E por vezes sorrimos ou choramos
E por vezes as noites duram meses
E por vezes os meses oceanos
E por vezes os braços que apertamos
nunca mais são os mesmos E por vezes
encontramos de nós em poucos meses
o que a noite nos fez em muitos anos
E por vezes fingimos que lembramos
E por vezes lembramos que por vezes
ao tomarmos o gosto aos oceanos
só o sarro das noites não dos meses
lá no fundo dos copos encontramos
E por vezes sorrimos ou choramos
E por vezes por vezes ah por vezes
num segundo se envolam tantos anos.
David Mourão-Ferreira
Encontrei há pouco este poema numa antiga carta que a Teresa me escreveu.

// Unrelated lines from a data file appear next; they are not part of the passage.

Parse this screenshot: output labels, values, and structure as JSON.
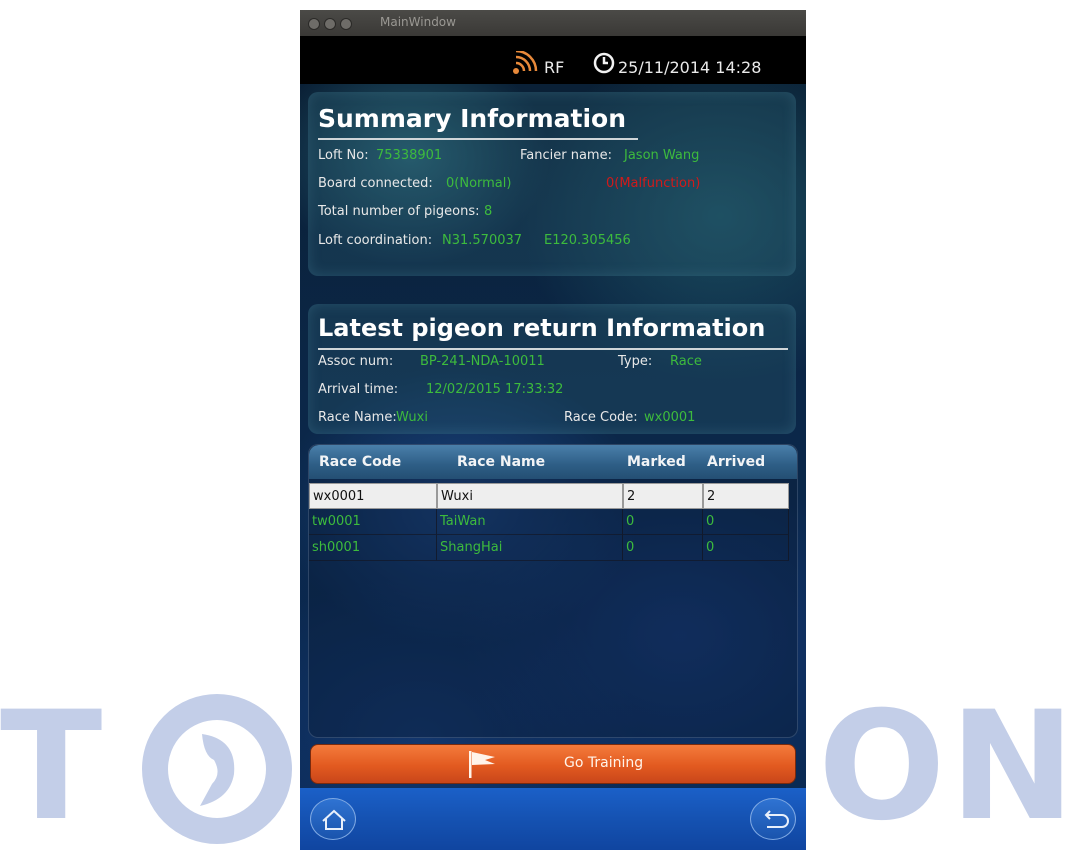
{
  "watermark": {
    "letters_left": "T",
    "letters_right": "ON"
  },
  "window": {
    "title": "MainWindow"
  },
  "status": {
    "rf_label": "RF",
    "datetime": "25/11/2014 14:28"
  },
  "summary": {
    "title": "Summary Information",
    "loft_no_label": "Loft No:",
    "loft_no": "75338901",
    "fancier_label": "Fancier name:",
    "fancier": "Jason Wang",
    "board_label": "Board connected:",
    "board_value": "0(Normal)",
    "board_error": "0(Malfunction)",
    "total_label": "Total number of pigeons:",
    "total_value": "8",
    "coord_label": "Loft coordination:",
    "coord_n": "N31.570037",
    "coord_e": "E120.305456"
  },
  "latest": {
    "title": "Latest pigeon return Information",
    "assoc_label": "Assoc num:",
    "assoc_value": "BP-241-NDA-10011",
    "type_label": "Type:",
    "type_value": "Race",
    "arrival_label": "Arrival time:",
    "arrival_value": "12/02/2015 17:33:32",
    "race_name_label": "Race Name:",
    "race_name_value": "Wuxi",
    "race_code_label": "Race Code:",
    "race_code_value": "wx0001"
  },
  "table": {
    "headers": [
      "Race Code",
      "Race Name",
      "Marked",
      "Arrived"
    ],
    "rows": [
      {
        "code": "wx0001",
        "name": "Wuxi",
        "marked": "2",
        "arrived": "2",
        "selected": true
      },
      {
        "code": "tw0001",
        "name": "TaiWan",
        "marked": "0",
        "arrived": "0",
        "selected": false
      },
      {
        "code": "sh0001",
        "name": "ShangHai",
        "marked": "0",
        "arrived": "0",
        "selected": false
      }
    ]
  },
  "actions": {
    "go_training": "Go Training"
  },
  "icons": [
    "rf-signal-icon",
    "clock-icon",
    "flag-icon",
    "home-icon",
    "back-icon",
    "pigeon-logo-icon"
  ],
  "colors": {
    "value_green": "#3dbb3d",
    "error_red": "#d11a1a",
    "button_orange": "#e25a20",
    "nav_blue": "#1552b2",
    "watermark": "#c3cee8"
  }
}
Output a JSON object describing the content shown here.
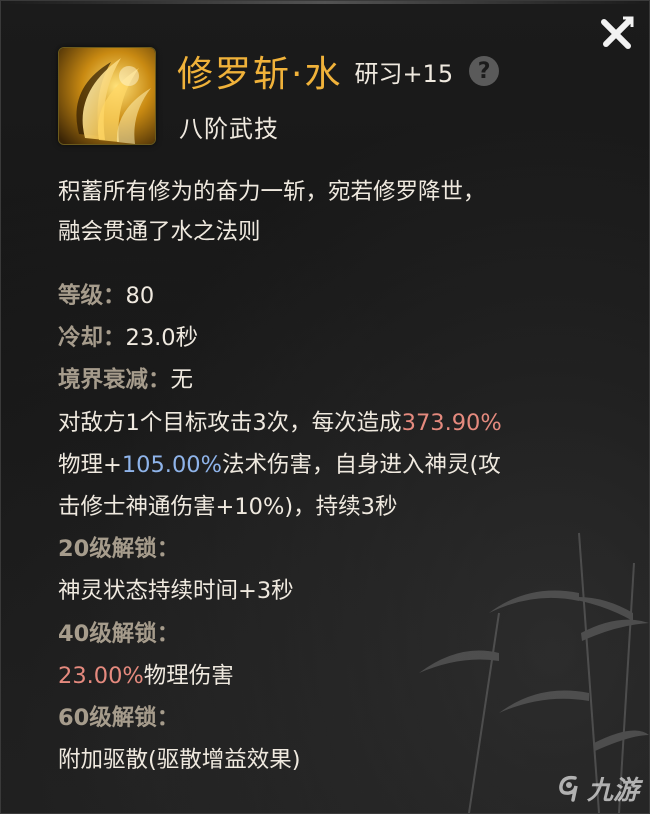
{
  "skill": {
    "name": "修罗斩·水",
    "study": "研习+15",
    "tier": "八阶武技",
    "description": [
      "积蓄所有修为的奋力一斩，宛若修罗降世，",
      "融会贯通了水之法则"
    ]
  },
  "help_label": "?",
  "stats": {
    "level_label": "等级：",
    "level_value": "80",
    "cooldown_label": "冷却：",
    "cooldown_value": "23.0秒",
    "realm_label": "境界衰减：",
    "realm_value": "无"
  },
  "effect": {
    "line1_pre": "对敌方1个目标攻击3次，每次造成",
    "physical_pct": "373.90%",
    "line2_pre": "物理+",
    "magic_pct": "105.00%",
    "line2_post": "法术伤害，自身进入神灵(攻",
    "line3": "击修士神通伤害+10%)，持续3秒"
  },
  "unlocks": [
    {
      "label": "20级解锁：",
      "text_pre": "",
      "highlight": "",
      "text": "神灵状态持续时间+3秒"
    },
    {
      "label": "40级解锁：",
      "text_pre": "",
      "highlight": "23.00%",
      "text": "物理伤害"
    },
    {
      "label": "60级解锁：",
      "text_pre": "",
      "highlight": "",
      "text": "附加驱散(驱散增益效果)"
    }
  ],
  "watermark": {
    "text": "九游",
    "icon": "nine-game-logo-icon"
  },
  "colors": {
    "title_gold": "#f0b23a",
    "label_gray": "#a69c8c",
    "value_red": "#e58a7e",
    "value_blue": "#8fb4ea"
  }
}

A Teresa escreve-me sempre cartas.
Mesmo sendo sob a forma de email.
São cartas.
Daquelas que guardamos com dedicação.
Daquelas que esperamos com urgência.
E não sei por que razão
(a razão tem pouco a ver com estas coisas)
abri hoje de novo o enorme ficheiro que junta a nossa correspondência
e encontrei este poema.
Pareceu-me adequado ao que hoje sinto.
Pareceu-me que fala de espera.
De adiamentos.
E de urgências.
Mas talvez me tenha parecido tudo mal.
E não seja nada disto.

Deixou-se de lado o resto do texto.